In short, asynchronous operations are present in more situations than one might have first thought. By using SOAP on top of proven asynchronous communication protocols, developers can effectively manage web service communication when a response isn’t readily available. However, to handle complex, chained operations, asynchrony is not enough. For that you will need to keep track of a set of operations and group them into a transaction.

SOAP Supports Stateful Operations

Most recent web services follow the stateless standard, meaning that clients don’t care about the state of operations between different calls to the server. However, situations that involve multiple chained operations still require stateful operations to make the whole transaction act as one. Some cases require replicating transactions and even performing a roll-back if needed:

  • Bank transfers: these operations usually require communication between multiple banks or branches, involving many calls to various Web services. This process is made easier with a coordinator to keep track of their status. The banking industry typically groups all these operations into transactions.
  • Booking a flight: again, different entities and web services need to be called in order to check availability and pricing information. When the final information comes back to the user it might already be outdated, so a transaction with a specific lifetime is needed.

Thankfully, SOAP supports stateful operations. This means that a group of operations can easily be controlled by performing a set of predefined rules. State is transferred between operations so that each party involved always knows how to perform without making additional calls.

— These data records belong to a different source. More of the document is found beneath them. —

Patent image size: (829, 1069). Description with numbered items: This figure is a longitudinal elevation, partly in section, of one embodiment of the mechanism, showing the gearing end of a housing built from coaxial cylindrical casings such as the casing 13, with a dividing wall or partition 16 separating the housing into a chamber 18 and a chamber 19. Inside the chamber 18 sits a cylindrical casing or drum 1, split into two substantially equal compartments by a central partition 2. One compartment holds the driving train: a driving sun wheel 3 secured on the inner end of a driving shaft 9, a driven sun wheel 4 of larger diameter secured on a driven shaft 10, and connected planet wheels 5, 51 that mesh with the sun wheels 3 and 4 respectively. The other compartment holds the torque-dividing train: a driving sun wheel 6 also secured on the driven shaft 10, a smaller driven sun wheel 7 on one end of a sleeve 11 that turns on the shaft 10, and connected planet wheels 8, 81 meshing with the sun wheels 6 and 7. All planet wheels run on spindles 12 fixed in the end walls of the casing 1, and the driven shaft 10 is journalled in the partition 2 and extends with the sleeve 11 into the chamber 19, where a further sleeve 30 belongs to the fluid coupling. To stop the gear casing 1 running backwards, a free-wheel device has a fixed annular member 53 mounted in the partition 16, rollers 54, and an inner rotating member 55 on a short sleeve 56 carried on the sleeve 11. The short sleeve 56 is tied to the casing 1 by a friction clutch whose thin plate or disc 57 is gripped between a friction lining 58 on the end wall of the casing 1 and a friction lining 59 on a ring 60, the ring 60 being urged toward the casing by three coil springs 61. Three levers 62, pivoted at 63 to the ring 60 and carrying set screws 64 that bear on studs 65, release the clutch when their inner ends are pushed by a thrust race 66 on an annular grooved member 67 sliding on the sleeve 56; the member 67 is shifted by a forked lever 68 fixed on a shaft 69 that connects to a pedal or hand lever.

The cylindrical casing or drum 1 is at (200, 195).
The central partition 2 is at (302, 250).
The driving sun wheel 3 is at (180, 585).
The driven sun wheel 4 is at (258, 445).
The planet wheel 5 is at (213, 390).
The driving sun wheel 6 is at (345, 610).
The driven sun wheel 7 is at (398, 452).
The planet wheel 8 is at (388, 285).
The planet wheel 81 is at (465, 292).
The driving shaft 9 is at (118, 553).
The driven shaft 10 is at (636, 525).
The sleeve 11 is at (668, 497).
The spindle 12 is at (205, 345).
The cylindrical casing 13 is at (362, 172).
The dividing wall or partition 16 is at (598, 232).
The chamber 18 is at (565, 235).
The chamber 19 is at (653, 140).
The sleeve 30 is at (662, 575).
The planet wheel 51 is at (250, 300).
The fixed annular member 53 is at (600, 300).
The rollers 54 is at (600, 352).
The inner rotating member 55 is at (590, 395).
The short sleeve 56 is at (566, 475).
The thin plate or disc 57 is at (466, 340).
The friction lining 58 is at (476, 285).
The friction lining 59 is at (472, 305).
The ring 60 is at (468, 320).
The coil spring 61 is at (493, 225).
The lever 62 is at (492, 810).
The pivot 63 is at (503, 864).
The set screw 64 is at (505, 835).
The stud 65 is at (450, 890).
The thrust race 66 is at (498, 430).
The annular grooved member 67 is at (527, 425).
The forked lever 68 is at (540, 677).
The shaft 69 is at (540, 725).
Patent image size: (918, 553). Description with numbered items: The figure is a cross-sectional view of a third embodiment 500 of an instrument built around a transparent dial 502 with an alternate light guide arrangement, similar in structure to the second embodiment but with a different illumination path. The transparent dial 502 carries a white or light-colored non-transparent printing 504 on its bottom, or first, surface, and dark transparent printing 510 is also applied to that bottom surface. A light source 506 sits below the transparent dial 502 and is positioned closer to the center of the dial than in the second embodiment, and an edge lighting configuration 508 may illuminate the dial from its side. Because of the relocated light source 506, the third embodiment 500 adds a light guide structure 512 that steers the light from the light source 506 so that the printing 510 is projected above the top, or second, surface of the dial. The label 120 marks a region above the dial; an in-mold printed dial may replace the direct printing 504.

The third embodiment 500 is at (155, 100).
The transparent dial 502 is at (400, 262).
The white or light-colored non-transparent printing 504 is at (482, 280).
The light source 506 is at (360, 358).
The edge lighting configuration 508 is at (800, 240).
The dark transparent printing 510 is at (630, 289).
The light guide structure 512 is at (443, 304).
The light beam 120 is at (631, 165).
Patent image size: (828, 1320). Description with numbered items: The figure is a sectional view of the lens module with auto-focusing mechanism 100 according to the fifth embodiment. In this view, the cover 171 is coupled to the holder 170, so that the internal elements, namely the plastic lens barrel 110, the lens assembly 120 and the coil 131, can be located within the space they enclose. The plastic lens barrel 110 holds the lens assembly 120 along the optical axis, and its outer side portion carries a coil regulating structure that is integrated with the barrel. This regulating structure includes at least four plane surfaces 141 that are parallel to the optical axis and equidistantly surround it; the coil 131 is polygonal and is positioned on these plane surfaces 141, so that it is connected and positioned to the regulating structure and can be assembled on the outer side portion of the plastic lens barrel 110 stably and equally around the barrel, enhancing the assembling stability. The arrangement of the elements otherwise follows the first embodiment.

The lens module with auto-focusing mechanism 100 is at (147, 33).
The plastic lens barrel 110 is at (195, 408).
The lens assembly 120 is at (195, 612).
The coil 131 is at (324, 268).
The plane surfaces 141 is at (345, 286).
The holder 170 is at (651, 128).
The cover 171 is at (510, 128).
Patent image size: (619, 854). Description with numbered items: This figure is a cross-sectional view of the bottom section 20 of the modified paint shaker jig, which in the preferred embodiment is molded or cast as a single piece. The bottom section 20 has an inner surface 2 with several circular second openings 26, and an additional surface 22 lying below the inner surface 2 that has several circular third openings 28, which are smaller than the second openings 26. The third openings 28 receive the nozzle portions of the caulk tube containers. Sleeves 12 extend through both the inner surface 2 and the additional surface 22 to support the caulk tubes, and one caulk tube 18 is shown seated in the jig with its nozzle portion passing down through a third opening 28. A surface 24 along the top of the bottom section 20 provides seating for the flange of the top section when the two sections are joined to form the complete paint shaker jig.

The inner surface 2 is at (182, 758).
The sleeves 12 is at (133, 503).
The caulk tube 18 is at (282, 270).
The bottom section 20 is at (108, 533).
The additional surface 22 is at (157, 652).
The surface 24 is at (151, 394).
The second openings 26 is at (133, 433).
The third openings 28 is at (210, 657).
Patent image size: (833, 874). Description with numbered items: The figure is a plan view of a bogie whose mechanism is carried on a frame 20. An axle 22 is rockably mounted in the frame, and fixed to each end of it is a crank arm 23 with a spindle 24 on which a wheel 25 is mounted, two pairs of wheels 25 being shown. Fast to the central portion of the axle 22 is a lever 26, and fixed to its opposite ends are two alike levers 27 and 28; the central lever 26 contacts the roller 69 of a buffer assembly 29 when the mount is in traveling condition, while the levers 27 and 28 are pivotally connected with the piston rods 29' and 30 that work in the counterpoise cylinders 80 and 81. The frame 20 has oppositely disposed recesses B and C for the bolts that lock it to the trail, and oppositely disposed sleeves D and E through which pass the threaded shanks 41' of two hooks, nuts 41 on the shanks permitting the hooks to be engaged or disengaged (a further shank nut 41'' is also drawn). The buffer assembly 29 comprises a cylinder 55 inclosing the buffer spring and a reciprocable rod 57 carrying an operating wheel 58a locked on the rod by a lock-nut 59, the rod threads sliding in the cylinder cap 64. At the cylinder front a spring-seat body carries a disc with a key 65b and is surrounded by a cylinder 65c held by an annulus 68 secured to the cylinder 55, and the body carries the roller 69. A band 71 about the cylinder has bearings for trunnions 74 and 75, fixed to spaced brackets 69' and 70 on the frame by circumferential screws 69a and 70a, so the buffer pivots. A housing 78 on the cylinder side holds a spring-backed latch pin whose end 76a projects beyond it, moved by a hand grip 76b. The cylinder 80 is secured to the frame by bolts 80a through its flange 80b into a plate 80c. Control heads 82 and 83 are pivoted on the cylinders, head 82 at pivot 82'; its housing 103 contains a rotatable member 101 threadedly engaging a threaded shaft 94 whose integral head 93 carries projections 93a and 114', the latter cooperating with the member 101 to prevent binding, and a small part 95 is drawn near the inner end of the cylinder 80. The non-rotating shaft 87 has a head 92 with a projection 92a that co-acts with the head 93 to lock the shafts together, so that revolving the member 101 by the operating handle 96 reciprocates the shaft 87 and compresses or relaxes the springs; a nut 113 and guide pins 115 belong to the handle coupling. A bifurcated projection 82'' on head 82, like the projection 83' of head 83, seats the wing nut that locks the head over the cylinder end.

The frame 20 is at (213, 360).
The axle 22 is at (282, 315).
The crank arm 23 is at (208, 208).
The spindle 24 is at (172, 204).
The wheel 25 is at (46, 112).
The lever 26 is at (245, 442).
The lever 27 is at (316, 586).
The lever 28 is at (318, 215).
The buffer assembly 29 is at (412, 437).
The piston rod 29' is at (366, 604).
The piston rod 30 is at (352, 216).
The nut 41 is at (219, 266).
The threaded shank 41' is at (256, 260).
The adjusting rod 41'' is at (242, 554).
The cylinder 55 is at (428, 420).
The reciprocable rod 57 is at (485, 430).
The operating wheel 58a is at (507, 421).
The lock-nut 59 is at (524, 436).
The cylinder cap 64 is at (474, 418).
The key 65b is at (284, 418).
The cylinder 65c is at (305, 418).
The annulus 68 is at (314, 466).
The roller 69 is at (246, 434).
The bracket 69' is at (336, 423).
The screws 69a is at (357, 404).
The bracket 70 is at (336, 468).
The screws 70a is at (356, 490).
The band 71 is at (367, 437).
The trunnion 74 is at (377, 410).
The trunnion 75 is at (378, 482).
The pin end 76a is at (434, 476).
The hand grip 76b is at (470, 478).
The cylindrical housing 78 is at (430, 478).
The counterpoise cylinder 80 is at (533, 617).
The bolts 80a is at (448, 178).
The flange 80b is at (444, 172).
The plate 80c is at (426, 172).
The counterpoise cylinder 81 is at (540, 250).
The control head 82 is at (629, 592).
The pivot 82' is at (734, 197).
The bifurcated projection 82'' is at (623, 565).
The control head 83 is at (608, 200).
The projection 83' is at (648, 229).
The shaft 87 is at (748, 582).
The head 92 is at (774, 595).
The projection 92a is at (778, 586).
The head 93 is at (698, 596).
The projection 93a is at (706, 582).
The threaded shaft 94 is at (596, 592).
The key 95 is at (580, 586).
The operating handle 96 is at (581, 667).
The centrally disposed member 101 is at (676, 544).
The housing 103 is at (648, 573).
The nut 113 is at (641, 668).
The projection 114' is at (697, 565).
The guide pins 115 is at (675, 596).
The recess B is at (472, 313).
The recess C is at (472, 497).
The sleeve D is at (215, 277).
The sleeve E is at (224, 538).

SOAP implements this with the help of Web Services Extension Specification, or in short, WS. There are many available WS extensions that let you define different aspects related to how messages are transferred:

  • WS-Addressing: a standard way of adding message routing information to SOAP headers. Being able to define message routing dynamically is important because communication quality might change while the web service is running.
  • WS-ReliableMessaging: ensures that SOAP messages are always delivered, even when there’s a failure on network communication or on a software component. Among other things, this extension lets you say that messages need to arrive at a certain order, which is important in a chain of events.
  • WS-Coordination: lets you define a workflow that needs to be executed by all the parties involved in the Web service calls.
  • WS-Policy: allows a Web service to advertise their working policies which include Quality of Service, expected response times and security.
  • WS-Security: specifies how integrity and confidentiality are enforced on messages. In particular it lets you use different types of message encryption like X.509 certificates, user and password credentials, and SAML assertions.

There are many more WS extensions addressing different needs. Developers can even create their own if needed. This customization is one of the reasons why SOAP becomes attractive when the right conditions are in place.


Despite all the rumors SOAP is still alive and kicking. This doesn’t mean that you should use it in all situations. By carefully analyzing the problem you’re trying to solve you’ll be able to understand if SOAP is the right match for your API. SOAP is particularly useful in situations involving formal, machine readable, contracts where you need to make sure all the parties are behaving exactly as designed. Asynchronous and stateful operations are two other scenarios where SOAP excels. Because SOAP isn’t tied to a particular communication protocol it’s easy to make it work asynchronously. Creating a stateful Web service shouldn’t be too hard because SOAP can easily be extended and operation state can be maintained between calls.